The apps use Generative AI and Large Language Models (LLM) specifically PaLM2 APIs.
This is a Flutter app for an intelligent customer service center. It provides a chat interface where users can interact with a chatbot to get customer support. The app uses Generative AI and Large Language Models (LLM) specifically PaLM2 APIs to understand and respond to user messages.
The ChatBARD responds to customer queries based on the information it has been fed with in terms of context and examples. Then it summarizes the conversation and stores the summary in the database in Firebase.
- Chat interface: Users can send messages and receive responses from the chatbot.
- Intelligent responses: The app uses a machine learning model to generate intelligent responses based on the user's input.
- Chat history: The app keeps track of the chat history and displays it in the chat interface.
- Summarization and saving: The app can summarize the chat session and save it to a Firebase database for future reference.
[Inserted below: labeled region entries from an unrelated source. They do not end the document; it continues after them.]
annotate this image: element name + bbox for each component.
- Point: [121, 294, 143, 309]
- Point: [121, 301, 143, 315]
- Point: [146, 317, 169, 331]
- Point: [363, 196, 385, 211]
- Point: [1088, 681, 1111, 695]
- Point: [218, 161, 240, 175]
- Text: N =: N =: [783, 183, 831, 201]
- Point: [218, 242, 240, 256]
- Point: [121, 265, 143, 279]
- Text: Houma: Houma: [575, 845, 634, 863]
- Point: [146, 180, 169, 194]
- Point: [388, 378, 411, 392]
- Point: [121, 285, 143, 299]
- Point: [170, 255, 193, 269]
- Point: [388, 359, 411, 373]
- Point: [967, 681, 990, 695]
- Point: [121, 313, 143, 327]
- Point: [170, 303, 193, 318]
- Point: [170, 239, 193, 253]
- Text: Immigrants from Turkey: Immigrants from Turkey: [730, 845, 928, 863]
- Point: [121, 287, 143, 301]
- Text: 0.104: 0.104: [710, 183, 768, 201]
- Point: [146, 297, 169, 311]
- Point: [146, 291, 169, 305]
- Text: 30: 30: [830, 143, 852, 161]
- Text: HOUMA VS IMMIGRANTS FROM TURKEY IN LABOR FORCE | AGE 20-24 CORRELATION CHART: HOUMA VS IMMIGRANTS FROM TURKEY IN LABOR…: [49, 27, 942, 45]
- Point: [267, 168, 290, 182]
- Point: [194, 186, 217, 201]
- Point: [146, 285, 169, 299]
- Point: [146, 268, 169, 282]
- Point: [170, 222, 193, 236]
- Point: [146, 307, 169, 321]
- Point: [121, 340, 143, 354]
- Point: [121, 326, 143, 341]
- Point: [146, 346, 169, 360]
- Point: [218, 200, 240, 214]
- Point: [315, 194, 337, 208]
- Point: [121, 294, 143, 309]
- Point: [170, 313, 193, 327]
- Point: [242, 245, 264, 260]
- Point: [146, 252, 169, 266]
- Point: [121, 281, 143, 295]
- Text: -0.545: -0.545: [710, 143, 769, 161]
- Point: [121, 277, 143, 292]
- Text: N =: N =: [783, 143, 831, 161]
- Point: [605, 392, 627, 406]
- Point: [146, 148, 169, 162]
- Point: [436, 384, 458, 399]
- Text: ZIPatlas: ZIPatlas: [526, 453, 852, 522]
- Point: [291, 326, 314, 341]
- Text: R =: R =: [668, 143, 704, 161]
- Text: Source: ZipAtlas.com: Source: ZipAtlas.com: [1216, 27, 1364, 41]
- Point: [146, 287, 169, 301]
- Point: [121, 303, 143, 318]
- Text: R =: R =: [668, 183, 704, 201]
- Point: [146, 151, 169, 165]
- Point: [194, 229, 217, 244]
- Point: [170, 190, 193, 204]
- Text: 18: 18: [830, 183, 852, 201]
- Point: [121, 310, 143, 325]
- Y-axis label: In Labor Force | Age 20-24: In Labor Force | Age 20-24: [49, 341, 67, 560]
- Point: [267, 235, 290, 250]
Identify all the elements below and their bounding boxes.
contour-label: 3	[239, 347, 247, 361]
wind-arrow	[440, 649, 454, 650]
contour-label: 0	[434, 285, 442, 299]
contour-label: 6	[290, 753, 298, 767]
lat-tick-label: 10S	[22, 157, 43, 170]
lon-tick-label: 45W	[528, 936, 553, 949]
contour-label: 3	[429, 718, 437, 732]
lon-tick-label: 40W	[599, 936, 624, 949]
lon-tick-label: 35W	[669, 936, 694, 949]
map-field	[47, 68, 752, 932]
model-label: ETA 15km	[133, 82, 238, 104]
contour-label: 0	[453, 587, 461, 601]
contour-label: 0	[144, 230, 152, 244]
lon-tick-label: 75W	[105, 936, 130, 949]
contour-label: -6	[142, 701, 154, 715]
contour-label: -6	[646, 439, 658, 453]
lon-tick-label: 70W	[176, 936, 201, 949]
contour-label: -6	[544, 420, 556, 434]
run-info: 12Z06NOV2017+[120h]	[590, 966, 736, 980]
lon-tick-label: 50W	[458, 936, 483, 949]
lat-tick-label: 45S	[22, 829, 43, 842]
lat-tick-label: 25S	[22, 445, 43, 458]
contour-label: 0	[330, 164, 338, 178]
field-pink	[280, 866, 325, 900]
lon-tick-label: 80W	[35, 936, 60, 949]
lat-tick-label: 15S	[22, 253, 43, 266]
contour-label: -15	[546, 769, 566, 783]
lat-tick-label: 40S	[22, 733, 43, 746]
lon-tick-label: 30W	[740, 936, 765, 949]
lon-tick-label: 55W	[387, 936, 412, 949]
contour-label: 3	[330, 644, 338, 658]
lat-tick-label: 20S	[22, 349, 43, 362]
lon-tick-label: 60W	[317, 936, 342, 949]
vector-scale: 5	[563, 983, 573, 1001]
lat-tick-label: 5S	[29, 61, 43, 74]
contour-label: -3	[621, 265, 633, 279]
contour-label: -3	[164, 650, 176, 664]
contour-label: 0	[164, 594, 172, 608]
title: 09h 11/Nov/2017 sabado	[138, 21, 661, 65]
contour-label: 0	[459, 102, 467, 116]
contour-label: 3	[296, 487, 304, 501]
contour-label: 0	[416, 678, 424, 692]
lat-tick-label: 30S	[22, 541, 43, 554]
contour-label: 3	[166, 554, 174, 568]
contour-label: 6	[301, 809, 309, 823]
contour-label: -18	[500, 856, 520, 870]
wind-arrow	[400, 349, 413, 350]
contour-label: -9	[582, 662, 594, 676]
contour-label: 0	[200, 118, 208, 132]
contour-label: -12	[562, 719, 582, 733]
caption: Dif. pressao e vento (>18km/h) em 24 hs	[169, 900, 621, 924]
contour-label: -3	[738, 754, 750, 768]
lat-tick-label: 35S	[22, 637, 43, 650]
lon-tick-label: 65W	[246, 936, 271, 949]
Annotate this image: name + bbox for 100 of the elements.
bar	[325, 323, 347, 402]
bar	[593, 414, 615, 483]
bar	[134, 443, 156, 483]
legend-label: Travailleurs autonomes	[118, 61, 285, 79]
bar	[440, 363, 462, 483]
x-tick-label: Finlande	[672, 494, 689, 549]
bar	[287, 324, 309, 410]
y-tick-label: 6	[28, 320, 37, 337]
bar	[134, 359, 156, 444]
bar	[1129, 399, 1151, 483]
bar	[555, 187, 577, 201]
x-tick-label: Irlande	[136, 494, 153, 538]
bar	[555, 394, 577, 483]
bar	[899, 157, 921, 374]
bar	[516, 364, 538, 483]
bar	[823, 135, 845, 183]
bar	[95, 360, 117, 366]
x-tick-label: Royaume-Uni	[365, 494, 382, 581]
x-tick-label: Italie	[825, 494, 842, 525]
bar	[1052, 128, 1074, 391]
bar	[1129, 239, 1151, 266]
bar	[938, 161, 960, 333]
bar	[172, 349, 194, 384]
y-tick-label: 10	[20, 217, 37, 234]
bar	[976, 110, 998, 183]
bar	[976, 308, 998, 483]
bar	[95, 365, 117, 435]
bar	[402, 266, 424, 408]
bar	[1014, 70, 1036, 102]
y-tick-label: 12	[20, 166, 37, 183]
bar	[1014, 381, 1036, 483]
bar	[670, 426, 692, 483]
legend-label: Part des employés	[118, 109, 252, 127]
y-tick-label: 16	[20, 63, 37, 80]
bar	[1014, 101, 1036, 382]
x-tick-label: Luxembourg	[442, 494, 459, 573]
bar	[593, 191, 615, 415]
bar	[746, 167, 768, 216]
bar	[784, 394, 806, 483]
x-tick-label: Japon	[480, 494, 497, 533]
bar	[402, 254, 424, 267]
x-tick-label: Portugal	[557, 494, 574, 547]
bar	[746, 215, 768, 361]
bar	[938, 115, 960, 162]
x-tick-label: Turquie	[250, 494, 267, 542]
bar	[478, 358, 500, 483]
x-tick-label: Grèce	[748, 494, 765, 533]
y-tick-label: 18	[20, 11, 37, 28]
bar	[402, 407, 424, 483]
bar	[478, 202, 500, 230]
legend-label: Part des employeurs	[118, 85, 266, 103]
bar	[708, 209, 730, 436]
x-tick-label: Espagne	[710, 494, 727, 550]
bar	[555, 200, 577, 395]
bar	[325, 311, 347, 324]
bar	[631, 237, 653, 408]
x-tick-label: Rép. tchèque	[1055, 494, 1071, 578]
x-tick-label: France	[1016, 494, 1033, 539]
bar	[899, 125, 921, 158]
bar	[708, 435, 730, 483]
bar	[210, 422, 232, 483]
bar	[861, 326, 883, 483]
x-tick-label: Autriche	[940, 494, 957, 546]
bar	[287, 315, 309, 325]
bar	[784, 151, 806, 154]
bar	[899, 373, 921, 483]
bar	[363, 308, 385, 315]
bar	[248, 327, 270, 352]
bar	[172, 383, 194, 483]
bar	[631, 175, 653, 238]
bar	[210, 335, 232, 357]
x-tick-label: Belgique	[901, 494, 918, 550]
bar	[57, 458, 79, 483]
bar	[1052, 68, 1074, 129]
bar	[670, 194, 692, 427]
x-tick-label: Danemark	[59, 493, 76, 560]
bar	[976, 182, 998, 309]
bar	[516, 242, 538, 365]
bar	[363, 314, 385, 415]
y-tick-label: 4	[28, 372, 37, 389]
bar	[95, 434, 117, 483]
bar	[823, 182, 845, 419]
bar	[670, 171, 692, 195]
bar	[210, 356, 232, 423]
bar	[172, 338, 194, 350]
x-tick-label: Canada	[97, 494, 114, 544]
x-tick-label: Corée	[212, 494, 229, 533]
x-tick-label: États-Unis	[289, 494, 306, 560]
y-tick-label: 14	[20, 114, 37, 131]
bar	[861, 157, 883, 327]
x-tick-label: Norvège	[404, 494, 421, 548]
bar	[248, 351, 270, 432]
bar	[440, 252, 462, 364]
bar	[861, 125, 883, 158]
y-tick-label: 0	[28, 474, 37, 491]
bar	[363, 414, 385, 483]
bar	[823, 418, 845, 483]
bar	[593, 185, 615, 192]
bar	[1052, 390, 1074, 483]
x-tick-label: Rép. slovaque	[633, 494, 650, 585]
Here are some screenshots of the app:
A conversation with the client, and after the conversation ends, it is summarized and stored in Firebase.
Arabic Bard in a conversation with the client, and after the conversation ends, it is summarized and stored in Firebase.
Before running the app, make sure you have the following:
- Flutter SDK installed on your machine.
- A valid Firebase project with Firestore enabled.
- API credentials for the PaLM APIs of chat and text summarization used in the code.
Follow these steps to get started with the app:
- Clone the repository to your local machine.
- Open the project in your preferred IDE or editor.
- Replace the placeholder API credentials in the code with your actual credentials.
- Update the Firebase configuration in the code to match your project.
- Run
flutter pub get
in the project directory to install dependencies. - Connect a device or start an emulator. Skip this step if you prefer to use a web browser for displaying the app.
- Run the app using
flutter run lib/main.dart
.
To customize the app according to the nature of your business, you can modify the following variables in the examples.dart
file:
-
context
: This variable represents the context and scope of your business. Update it with a brief description that reflects the purpose and domain of your customer service center. -
examples
: This variable contains example conversations that include important information relevant to your business. These examples help learn the chatbot model to understand and respond accurately to user queries.
By updating the context
and examples
variables with relevant information, you can tailor the chatbot's responses to align with your business's specific requirements and customer interactions.
Feel free to modify other parts of the code or user interface to meet your needs.
- Launch the app on a device or emulator.
- Enter your message in the text input at the bottom of the screen and press enter.
- The app will send your message to the chatbot API and display the response in the chat interface.
- Continue the conversation by entering more messages.
- To summarize and save the chat session, click on the "Summarize and Save" floating action button.
- Try it here
Here are some screenshots of the app:
A simple UI for the conversation with the clients
This is a step-by-step guide to deploying a Python-based REST API on Cloud Run. The guide follows the instructions provided in the official Cloud Run documentation here.
To interact with the deployed API endpoints, their information below. FYI, these endpoints will be deleted after one month.
This endpoint allows you to have a conversation with the English Chat Bard model.
- URL:
https://chat-btfpe7ljtq-uc.a.run.app/chat
- Method: POST
{
"message": "User's message in English"
}
{
"response": "Response from the English Chat Bard model"
}
This endpoint generates a summary of a conversation between a customer and the English Chat Bard model.
- URL:
https://chat-btfpe7ljtq-uc.a.run.app/summary
- Method: POST
{
"content": "Conversation content in English"
}
{
"response": "Summary of the conversation in English"
}
This section includes endpoints related to the Arabic Chat Bard model.
This endpoint allows you to have a conversation with the Arabic Chat Bard model.
- URL:
https://chat-btfpe7ljtq-uc.a.run.app/chat_ar
- Method: POST
{
"message": "User's message in Arabic"
}
{
"response": "Response from the Arabic Chat Bard "
}
This endpoint generates a summary of a conversation between a customer and the Arabic Chat Bard.
- URL:
https://chat-btfpe7ljtq-uc.a.run.app/summary_ar
- Method: POST
{
"content": "Conversation content in Arabic"
}
{
"response": "Summary of the conversation in Arabic"
}
This endpoint translates English text to Arabic.
- URL:
https://chat-btfpe7ljtq-uc.a.run.app/en2ar
- Method: POST
{
"response": "English text to be translated"
}
{
"response": "Translated Arabic text"
}
This endpoint translates Arabic text to English.
- URL:
https://chat-btfpe7ljtq-uc.a.run.app/ar2en
- Method: POST
{
"response": "Arabic text to be translated"
}
{
"response": "Translated English text"
}
Feel free to use these endpoints to interact with the deployed REST API. NOTE: These endpoints will be deleted after one month.
Google Colab is a powerful online platform and easy to use. It provides a simple and convenient way to demonstrate code, create tutorials, and review demos. Take a look
Contributions to the app are welcome! If you find any issues or want to add new features, feel free to open a pull request.
The app is released under the MIT License.